Sapienza è infatti anche co-fondatore della Fallen American Veterans Foundation, un’organizzazione votata proprio al recupero dei resti dei militari americani dispersi in battaglia dalla Seconda Guerra Mondiale, che ha delle missioni attive proprio in Groenlandia e progetta di effettuarne una addirittura in Antartide.

Alla ricerca di Glacier Girl

Nel 1992 la Greenland Expedition Society, nata per finanziare e organizzare la ricerca e il recupero dei velivoli, scelse Luciano come fotografo ufficiale per le ultime tre missioni di recupero del Glacier Girl, sepolto a 82 metri di profondità sotto la calotta glaciale della Groenlandia. Ma il suo ruolo andò ben oltre la fotografia, partecipando a una serie di missioni rischiose e ai limiti dell’adattamento umano. L’impresa fu un successo e Glacier Girl fu estratto dal ghiaccio e restaurato completamente al punto da permettergli di volare di nuovo.

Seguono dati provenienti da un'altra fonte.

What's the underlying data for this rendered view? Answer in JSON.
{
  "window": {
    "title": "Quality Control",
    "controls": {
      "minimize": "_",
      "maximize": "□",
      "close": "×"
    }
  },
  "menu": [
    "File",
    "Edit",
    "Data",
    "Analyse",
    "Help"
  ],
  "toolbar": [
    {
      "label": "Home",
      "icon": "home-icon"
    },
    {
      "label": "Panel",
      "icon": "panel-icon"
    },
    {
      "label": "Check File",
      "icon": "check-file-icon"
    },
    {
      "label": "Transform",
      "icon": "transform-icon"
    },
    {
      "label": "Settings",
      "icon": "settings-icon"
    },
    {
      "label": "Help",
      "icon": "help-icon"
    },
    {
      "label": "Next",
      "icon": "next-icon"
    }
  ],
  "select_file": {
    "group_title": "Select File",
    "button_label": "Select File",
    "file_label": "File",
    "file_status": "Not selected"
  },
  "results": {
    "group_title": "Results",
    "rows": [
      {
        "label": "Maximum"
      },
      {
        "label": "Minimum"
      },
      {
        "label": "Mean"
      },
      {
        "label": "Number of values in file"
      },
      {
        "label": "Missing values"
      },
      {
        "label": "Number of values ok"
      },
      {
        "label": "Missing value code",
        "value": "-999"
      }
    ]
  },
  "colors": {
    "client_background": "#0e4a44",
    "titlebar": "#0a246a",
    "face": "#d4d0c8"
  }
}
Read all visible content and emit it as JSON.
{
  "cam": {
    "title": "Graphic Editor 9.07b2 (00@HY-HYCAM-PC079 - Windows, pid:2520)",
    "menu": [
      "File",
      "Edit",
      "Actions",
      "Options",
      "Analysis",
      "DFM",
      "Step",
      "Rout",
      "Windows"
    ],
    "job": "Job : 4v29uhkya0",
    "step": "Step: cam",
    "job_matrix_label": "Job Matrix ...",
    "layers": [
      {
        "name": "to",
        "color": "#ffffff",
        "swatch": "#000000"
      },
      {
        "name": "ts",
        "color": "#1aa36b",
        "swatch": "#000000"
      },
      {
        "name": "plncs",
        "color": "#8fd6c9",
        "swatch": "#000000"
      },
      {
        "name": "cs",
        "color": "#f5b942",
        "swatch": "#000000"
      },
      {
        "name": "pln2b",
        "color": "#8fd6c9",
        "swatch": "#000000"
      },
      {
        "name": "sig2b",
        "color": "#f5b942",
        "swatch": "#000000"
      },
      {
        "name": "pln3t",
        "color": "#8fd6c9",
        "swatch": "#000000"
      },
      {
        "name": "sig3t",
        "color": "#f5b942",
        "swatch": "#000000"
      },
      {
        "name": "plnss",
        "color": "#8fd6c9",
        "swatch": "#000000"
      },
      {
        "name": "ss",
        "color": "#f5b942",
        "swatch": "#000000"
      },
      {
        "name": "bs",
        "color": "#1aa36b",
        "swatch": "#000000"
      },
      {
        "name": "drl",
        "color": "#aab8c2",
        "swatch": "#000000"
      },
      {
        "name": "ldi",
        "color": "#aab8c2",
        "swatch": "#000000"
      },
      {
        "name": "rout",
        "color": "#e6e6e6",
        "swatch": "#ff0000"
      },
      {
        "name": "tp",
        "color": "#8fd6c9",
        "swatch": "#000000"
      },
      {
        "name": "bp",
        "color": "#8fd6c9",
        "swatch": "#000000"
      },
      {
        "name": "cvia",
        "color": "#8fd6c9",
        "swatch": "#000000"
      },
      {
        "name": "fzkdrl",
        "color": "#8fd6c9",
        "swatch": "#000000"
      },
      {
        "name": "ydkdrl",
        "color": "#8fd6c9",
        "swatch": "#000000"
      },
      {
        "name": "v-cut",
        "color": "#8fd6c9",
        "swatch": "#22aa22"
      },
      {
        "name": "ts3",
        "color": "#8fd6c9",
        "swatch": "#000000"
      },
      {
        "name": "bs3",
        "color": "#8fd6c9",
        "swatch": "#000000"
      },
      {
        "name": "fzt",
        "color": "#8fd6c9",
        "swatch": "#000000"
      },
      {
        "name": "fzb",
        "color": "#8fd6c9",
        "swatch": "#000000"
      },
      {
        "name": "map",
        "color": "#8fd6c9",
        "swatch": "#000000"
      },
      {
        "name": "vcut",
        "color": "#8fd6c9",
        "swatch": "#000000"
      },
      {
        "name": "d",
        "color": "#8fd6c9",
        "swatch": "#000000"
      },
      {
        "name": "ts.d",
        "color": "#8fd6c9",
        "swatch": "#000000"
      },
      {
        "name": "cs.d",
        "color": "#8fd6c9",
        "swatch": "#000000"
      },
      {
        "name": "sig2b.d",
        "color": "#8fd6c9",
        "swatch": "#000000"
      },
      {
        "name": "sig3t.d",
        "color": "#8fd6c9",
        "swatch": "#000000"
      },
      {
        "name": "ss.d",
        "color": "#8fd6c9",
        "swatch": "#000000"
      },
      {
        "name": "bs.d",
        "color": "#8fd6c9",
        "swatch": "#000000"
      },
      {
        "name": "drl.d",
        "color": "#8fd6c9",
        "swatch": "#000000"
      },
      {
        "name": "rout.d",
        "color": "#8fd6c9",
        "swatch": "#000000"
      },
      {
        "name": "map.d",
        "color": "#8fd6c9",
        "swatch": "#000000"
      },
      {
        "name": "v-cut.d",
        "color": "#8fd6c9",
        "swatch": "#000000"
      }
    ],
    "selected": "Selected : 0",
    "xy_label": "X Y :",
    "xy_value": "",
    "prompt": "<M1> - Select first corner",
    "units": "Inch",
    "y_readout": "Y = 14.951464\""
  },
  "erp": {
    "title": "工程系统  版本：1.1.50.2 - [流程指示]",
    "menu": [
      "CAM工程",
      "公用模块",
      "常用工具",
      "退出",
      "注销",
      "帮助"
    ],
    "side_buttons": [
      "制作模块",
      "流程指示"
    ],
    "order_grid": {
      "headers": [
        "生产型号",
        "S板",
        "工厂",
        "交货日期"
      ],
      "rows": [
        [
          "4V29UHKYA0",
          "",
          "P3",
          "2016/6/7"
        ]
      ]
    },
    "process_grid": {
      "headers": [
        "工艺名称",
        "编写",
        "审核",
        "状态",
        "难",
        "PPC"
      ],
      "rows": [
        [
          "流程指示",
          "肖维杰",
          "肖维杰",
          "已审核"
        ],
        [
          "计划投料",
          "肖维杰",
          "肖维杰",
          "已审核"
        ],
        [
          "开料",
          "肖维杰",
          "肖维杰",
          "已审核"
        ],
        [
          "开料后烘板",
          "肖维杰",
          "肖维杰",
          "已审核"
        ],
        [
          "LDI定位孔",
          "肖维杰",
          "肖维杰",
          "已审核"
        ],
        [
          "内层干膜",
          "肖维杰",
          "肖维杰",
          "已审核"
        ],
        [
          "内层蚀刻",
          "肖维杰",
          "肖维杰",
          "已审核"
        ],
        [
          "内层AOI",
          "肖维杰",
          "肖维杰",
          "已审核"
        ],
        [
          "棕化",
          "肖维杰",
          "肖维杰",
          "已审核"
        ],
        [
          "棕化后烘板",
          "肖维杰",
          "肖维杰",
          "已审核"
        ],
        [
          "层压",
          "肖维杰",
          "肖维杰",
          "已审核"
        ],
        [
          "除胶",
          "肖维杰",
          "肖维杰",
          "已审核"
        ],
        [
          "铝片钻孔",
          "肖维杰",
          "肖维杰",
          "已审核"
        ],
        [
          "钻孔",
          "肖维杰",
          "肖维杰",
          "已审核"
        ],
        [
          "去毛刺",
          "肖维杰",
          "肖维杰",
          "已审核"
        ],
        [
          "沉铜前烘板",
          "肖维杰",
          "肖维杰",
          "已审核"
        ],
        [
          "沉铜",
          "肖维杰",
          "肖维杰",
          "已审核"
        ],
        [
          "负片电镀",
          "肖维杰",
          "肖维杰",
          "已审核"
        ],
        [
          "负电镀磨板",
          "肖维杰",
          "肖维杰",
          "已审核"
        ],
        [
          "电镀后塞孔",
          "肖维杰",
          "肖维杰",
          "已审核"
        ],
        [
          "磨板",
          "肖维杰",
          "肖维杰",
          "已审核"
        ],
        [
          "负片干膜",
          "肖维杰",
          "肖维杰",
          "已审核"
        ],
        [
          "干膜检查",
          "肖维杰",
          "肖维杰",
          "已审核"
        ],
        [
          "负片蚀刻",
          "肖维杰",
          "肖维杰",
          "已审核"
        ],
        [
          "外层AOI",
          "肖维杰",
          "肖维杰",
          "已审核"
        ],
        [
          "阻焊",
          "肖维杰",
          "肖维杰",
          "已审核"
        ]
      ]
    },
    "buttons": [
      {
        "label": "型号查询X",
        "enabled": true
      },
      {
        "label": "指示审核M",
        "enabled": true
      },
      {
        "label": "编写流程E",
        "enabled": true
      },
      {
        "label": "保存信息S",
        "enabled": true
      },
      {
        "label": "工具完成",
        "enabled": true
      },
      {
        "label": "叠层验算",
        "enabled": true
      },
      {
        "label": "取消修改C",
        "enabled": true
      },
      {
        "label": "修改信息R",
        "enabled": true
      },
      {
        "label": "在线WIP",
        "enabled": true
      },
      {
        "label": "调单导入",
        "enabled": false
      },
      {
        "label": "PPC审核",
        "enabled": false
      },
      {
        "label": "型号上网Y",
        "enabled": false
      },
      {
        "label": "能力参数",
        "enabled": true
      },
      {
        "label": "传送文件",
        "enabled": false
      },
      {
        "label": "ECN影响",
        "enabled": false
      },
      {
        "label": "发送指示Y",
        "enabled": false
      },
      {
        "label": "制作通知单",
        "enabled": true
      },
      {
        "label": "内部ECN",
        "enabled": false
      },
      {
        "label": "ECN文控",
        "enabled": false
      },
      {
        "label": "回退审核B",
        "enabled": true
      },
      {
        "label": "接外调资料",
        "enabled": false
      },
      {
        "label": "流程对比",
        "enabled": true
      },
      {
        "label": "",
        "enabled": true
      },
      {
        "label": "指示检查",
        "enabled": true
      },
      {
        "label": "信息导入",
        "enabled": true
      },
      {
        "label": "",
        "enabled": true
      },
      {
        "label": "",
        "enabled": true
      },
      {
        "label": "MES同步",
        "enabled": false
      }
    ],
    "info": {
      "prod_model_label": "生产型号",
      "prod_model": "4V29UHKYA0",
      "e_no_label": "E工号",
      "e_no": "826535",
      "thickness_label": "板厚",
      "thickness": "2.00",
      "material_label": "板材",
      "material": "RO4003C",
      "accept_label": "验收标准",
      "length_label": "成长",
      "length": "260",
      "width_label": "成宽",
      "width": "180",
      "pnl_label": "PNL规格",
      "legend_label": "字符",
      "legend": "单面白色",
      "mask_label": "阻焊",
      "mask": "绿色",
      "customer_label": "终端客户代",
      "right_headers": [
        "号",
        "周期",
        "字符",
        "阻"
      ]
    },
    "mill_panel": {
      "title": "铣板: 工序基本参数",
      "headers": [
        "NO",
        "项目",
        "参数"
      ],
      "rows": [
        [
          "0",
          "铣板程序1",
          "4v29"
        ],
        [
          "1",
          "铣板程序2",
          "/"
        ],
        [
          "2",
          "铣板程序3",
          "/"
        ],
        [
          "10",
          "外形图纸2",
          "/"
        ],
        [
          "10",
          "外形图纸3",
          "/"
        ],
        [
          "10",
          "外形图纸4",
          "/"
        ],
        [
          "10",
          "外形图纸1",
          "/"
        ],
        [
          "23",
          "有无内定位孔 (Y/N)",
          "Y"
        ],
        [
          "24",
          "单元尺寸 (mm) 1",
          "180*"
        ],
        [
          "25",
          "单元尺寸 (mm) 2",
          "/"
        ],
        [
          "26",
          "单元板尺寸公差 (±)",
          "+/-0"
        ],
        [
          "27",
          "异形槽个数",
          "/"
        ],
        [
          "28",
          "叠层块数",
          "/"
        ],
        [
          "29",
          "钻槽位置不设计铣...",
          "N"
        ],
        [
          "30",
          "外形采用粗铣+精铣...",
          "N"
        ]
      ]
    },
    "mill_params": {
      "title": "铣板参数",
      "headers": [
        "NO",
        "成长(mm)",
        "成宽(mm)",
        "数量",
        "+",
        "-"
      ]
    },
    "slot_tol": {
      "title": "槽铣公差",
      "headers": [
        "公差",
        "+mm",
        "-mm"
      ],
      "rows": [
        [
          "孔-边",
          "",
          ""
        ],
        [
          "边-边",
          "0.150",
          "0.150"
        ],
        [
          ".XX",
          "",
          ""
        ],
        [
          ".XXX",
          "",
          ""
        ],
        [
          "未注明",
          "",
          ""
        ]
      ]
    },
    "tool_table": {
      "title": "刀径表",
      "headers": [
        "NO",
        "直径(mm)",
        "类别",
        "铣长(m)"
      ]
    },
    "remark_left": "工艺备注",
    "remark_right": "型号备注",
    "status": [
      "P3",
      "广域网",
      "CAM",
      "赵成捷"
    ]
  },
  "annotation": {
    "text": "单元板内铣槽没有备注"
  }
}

Uno dei due travi di coda del P-38 Lightning Glacier Girl, inclusa la sezione del radiatore, viene trasportato via dal sito di scavo sulla calotta glaciale della Groenlandia, il 5 luglio 1992, in preparazione per la spedizione negli Stati Uniti al termine delle operazioni di recupero. Da sinistra a destra: Bart Wilder, Tom Estes e Sam Knaub aiutano a spostare la struttura dell’aereo recuperata, mentre WeeGee Smith manovra la pala meccanica utilizzata per spostare il componente sul ghiaccio.
Foto © 1992–2026 Luciano Sapienza

Poche settimane fa, la fotografia “Glacier Girl” di Lou Sapienza è stata premiata con il Grand Prize all’Epics of Exploration Photo Contest dell’Explorers Club di New York. Lo scatto immortala il velivolo, come fosse la vittima di una scena del crimine, all’interno della grotta di ghiaccio in cui era intrappolato. Un’immagine di grandissimo impatto riscoperta a quasi trentacinque anni da quando è stata scattata.

Come ha dichiarato Sapienza ritirando il premio, “sono fortunato a essere stato scelto dalla Greenland Expedition Society per documentare le loro spedizioni del 1989, 1990 e 1992. Questa fotografia riflette quasi un decennio di straordinaria pazienza, perseveranza, rischio e innovazione da parte di molte persone che hanno lavorato in uno degli ambienti più inospitali della Terra. All’epoca, nessuno era mai riuscito a localizzare e recuperare un aereo da tali profondità all’interno della calotta glaciale e, ancora oggi, pochi sforzi si sono avvicinati alla portata di ciò che quel team ha realizzato.”

Abbiamo parlato con lui di questa epopea e della sua incredibile carriera di fotografo d’avventura.

Luciano, come nasce la sua partecipazione a questa impresa? 

“È successo tutto in modo quasi accidentale. Nel 1989 ero nel mio studio e alla TV passarono un servizio della CNN che annunciava la partenza di un gruppo di esploratori americani per recuperare la “Lost Squadron”. In quel momento ho capito che dovevo essere lì. E che poteva rivelarsi l’occasione di una vita.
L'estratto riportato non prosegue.